In the following code of the Executor, I assume the while let Ok(task) = self.ready_queue.recv() will take ownership of the task from the queue. But when this loop finishes one iteration, the task is destroyed (it is sharing owned with Arc) and the loop is blocked at self.ready_queue.recv() to wait for a new task.

My question is then who is sharing owning the task to prevent it from destroying?
By reviewing the book, the possible place is the thread that runs the timer. But the timer thread only holds a ShareState which has the Waker. Then I assume the Waker is owning the Task. But I cannot figure out the whole picture with details. Many questions remain: How the waker owns the Task and the code is? Why the Waker will own(share) the task while the task seems to own the future in which the Waker is used?

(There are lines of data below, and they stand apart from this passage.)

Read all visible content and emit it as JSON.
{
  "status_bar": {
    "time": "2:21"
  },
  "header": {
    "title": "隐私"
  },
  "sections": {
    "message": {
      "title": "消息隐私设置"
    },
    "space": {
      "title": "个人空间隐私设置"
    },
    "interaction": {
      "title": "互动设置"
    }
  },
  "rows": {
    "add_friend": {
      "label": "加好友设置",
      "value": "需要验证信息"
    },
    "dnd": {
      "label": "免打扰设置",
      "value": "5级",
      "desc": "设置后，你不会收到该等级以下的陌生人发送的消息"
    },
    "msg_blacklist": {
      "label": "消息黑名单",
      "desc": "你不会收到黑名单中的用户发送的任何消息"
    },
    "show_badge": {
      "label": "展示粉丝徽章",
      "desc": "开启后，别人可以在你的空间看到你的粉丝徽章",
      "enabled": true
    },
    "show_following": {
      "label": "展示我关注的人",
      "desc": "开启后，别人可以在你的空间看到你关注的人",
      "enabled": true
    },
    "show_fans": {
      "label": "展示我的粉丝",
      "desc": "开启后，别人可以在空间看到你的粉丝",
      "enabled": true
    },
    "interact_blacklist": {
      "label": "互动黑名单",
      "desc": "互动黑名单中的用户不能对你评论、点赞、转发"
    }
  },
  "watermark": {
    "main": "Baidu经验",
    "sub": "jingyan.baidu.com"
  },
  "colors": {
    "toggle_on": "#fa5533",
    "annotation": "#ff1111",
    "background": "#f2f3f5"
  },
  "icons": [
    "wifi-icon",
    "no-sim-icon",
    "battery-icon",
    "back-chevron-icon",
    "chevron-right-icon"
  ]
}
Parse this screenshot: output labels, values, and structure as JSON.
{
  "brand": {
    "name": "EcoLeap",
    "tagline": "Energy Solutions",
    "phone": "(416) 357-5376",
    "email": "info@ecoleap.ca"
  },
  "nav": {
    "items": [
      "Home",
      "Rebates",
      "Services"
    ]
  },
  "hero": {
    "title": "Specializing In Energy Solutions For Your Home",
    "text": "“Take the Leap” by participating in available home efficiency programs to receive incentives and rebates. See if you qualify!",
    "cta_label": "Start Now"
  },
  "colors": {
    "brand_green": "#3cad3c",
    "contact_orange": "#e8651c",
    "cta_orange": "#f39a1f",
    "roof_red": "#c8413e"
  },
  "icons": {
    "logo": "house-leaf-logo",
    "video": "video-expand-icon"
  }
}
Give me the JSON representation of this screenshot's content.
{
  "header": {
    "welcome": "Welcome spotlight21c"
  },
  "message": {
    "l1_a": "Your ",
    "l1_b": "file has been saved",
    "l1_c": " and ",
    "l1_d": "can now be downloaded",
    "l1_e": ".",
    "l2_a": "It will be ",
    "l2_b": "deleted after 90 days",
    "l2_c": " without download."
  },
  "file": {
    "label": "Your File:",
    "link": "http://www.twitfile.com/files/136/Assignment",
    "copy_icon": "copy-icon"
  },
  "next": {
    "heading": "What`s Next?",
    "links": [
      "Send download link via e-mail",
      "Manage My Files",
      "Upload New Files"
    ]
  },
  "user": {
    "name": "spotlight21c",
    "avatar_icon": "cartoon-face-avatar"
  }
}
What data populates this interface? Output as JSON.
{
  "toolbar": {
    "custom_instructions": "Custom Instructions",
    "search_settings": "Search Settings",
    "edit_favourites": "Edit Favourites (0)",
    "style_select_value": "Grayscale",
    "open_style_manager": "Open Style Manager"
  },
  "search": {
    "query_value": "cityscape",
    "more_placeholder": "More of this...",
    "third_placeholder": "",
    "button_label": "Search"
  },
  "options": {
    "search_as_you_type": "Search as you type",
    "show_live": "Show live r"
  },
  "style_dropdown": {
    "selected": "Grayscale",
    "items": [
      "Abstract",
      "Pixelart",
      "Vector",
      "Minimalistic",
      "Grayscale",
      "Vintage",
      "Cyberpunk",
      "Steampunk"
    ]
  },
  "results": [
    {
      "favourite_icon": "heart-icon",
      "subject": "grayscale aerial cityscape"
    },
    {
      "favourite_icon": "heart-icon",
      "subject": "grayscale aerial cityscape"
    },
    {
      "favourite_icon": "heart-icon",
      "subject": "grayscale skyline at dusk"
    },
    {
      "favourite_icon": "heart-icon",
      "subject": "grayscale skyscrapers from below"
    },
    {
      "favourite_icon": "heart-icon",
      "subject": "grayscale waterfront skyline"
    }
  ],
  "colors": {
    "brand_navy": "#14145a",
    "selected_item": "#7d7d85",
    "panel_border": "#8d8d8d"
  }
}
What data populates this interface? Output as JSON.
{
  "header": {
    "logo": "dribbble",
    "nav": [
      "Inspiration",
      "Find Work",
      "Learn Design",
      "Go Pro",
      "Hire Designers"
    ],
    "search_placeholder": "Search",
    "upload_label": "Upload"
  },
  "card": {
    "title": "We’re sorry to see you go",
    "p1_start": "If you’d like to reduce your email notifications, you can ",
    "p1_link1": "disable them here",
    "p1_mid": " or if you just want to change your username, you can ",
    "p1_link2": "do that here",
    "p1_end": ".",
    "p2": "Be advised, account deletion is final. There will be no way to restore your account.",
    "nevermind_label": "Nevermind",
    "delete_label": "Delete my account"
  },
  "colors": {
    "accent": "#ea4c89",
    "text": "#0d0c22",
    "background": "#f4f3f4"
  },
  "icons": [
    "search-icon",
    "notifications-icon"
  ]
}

Appreciate any help! If my question is not clear please let me know. I'll try my best to improve it.

impl Executor {
    fn run(&self) {
        while let Ok(task) = self.ready_queue.recv() {
            // Take the future, and if it has not yet completed (is still Some),
            // poll it in an attempt to complete it.
            let mut future_slot = task.future.lock().unwrap();
            if let Some(mut future) = future_slot.take() {
                // Create a `LocalWaker` from the task itself
                let waker = waker_ref(&task);
                let context = &mut Context::from_waker(&*waker);
                // `BoxFuture<T>` is a type alias for
                // `Pin<Box<dyn Future<Output = T> + Send + 'static>>`.
                // We can get a `Pin<&mut dyn Future + Send + 'static>`
                // from it by calling the `Pin::as_mut` method.
                if future.as_mut().poll(context).is_pending() {
                    // We're not done processing the future, so put it
                    // back in its task to be run again in the future.
                    *future_slot = Some(future);

The ArcWake trait is doing the heavy lifting here. The waker has a reference to the Arc holding the task.

If the future needs to do anything interesting with the Waker, it will have to clone it. Thanks to ArcWake, cloning the waker will also clone your task. Then when the future wants to wake the task up, it sends the task back over the channel.

You can see the messy details of how ArcWake works here though waker_ref is in waker_ref.rs instead.

1 Like

Thanks for your explanation! It makes sense now.